Conclusion: Healthcare outperformance to continue

Healthcare, the 2nd largest US equity sector, has been a perennial underperformer, lagging the S&P 500 for five years, and underperforming 10% last year. This has changed with the COVID crisis, and we think outperformance has just begun. Investors will now focus on sectors defensive characteristics and financial flexibility, whilst COVID is relatively boosting earnings and may reduce regulatory overhang concerns. Valuations are derated, earnings resilience coming through, and sector relatively under-owned. Low leverage gives unique flexibility on dividends and M&A. Broad sector exposure is available through healthcare ETFs such as XLV and VHT. Our 11 stock COVID basket has only moderately outperformed, and trades at a sector discount.

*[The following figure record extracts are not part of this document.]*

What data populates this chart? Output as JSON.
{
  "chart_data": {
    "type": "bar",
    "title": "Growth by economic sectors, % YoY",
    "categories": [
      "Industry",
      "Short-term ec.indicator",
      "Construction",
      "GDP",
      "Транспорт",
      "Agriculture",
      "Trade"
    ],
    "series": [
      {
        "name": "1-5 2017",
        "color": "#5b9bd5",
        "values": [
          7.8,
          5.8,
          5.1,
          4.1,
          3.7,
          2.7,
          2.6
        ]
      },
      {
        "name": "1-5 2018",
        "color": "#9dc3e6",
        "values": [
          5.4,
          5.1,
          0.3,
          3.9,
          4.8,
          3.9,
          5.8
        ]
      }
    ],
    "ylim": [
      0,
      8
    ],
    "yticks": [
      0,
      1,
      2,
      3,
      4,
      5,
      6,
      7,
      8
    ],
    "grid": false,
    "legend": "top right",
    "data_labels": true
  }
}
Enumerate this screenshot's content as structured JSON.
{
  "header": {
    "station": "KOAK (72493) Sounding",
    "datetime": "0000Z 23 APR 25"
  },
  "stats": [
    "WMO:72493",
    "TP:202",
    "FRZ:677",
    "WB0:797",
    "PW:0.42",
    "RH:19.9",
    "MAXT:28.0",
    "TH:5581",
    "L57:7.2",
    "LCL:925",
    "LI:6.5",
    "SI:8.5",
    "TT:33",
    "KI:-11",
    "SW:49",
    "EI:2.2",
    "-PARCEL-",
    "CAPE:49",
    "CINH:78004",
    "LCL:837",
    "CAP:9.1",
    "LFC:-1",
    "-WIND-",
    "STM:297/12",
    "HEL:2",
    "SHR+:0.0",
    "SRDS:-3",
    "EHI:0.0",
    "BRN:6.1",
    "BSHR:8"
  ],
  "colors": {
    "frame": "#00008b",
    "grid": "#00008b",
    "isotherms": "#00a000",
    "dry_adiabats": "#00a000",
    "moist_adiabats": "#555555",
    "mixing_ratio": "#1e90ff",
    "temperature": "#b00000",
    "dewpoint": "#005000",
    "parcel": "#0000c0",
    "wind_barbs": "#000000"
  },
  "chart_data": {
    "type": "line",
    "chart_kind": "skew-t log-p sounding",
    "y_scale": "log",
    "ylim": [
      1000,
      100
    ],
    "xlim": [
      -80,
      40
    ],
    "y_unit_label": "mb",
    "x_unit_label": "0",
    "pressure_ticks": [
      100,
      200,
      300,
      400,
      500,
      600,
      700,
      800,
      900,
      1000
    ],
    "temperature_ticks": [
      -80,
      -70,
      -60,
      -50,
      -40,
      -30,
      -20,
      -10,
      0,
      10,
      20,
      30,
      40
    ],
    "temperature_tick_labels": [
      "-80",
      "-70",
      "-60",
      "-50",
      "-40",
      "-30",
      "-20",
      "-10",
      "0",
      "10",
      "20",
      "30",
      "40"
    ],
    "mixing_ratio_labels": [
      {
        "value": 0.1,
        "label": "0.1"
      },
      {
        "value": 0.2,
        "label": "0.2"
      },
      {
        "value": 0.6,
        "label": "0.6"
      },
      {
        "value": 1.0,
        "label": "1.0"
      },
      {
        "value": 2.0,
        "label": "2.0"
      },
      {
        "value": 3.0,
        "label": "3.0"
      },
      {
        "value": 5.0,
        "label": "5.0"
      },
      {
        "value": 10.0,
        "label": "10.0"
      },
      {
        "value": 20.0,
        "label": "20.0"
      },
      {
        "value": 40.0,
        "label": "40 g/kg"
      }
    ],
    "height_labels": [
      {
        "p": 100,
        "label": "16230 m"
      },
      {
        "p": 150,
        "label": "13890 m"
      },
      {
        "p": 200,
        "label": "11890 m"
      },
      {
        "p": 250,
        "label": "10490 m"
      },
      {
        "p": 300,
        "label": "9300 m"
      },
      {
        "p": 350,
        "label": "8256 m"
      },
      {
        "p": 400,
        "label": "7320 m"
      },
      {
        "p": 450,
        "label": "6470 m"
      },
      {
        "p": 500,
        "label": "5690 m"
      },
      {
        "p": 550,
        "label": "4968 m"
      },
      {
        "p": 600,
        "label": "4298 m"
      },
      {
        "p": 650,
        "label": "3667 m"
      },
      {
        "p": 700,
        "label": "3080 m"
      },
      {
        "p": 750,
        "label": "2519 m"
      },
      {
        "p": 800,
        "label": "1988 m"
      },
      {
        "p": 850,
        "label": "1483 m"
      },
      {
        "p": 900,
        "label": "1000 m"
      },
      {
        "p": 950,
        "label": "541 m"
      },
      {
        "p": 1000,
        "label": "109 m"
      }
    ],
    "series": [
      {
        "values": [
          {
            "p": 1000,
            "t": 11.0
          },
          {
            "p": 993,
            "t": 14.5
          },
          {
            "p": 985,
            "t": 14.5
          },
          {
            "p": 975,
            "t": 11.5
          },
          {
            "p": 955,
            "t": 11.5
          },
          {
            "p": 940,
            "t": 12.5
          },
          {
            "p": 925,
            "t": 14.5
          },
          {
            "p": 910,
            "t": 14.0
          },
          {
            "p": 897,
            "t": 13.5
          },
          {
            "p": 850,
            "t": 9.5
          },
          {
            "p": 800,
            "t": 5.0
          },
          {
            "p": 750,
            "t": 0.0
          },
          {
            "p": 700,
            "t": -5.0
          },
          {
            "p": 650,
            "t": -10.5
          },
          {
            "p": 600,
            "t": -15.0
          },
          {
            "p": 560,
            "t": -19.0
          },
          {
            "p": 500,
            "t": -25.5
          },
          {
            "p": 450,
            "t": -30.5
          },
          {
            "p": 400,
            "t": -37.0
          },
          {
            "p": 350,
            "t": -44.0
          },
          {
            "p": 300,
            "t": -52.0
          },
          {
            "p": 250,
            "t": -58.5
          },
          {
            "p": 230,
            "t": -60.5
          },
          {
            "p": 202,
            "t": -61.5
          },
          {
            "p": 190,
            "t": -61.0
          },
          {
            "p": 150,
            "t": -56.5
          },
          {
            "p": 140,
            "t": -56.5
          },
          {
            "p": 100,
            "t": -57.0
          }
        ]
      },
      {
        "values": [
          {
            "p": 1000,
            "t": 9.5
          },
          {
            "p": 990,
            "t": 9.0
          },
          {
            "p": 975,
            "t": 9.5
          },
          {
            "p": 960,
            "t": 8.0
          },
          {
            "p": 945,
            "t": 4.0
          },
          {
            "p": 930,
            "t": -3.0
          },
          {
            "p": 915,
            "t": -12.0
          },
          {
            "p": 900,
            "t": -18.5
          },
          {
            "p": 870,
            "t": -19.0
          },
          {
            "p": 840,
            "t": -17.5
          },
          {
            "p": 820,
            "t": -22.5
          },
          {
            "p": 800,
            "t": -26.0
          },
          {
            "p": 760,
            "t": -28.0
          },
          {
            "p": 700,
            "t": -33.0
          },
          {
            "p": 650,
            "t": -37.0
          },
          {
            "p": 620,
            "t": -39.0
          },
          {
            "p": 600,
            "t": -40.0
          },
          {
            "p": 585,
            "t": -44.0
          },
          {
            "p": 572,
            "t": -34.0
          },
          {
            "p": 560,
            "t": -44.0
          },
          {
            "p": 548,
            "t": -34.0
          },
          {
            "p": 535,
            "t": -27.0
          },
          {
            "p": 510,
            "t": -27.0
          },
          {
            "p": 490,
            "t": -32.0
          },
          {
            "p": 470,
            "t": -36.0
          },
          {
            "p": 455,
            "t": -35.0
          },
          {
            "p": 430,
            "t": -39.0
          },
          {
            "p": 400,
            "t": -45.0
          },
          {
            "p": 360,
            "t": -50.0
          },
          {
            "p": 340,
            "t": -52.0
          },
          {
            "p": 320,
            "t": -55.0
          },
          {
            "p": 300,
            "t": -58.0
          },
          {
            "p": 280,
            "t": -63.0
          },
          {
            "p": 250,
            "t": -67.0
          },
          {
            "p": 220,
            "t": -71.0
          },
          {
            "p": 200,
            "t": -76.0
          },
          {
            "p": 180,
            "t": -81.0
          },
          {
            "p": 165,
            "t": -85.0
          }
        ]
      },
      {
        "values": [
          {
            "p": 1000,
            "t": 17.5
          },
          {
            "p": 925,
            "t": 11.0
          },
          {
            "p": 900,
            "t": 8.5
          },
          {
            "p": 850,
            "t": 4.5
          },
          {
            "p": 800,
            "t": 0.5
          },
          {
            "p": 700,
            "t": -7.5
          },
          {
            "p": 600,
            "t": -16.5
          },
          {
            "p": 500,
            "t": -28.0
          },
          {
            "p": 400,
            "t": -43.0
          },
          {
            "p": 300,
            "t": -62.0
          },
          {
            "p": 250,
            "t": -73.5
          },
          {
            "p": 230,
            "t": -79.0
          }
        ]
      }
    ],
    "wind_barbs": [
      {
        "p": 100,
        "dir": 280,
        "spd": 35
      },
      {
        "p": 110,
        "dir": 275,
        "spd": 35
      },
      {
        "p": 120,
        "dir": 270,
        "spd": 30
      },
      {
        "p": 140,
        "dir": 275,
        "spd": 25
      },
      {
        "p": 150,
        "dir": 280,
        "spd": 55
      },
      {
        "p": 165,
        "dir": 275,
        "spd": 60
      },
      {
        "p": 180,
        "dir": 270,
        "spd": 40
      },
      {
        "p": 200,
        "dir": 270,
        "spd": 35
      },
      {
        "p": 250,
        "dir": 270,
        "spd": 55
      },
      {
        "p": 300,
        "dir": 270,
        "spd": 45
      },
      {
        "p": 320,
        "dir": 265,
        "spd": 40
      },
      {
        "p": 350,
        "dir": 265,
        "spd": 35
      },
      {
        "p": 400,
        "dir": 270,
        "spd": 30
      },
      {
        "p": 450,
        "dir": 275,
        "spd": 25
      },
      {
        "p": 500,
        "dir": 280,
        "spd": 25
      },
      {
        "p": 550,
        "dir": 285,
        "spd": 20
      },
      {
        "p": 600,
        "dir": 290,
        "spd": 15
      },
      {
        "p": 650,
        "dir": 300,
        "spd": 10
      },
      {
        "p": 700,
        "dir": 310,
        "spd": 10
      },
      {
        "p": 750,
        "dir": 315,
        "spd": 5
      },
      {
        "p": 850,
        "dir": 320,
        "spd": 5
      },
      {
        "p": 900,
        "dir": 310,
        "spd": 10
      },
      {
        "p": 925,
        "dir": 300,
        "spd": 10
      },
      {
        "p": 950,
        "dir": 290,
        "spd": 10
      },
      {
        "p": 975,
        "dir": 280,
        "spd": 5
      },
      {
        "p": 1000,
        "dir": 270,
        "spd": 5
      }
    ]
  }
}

Disclosure: I/we have no positions in any stocks mentioned, and no plans to initiate any positions within the next 72 hours. I wrote this article myself, and it expresses my own opinions. I am not receiving compensation for it (other than from Seeking Alpha). I have no business relationship with any company whose stock is mentioned in this article.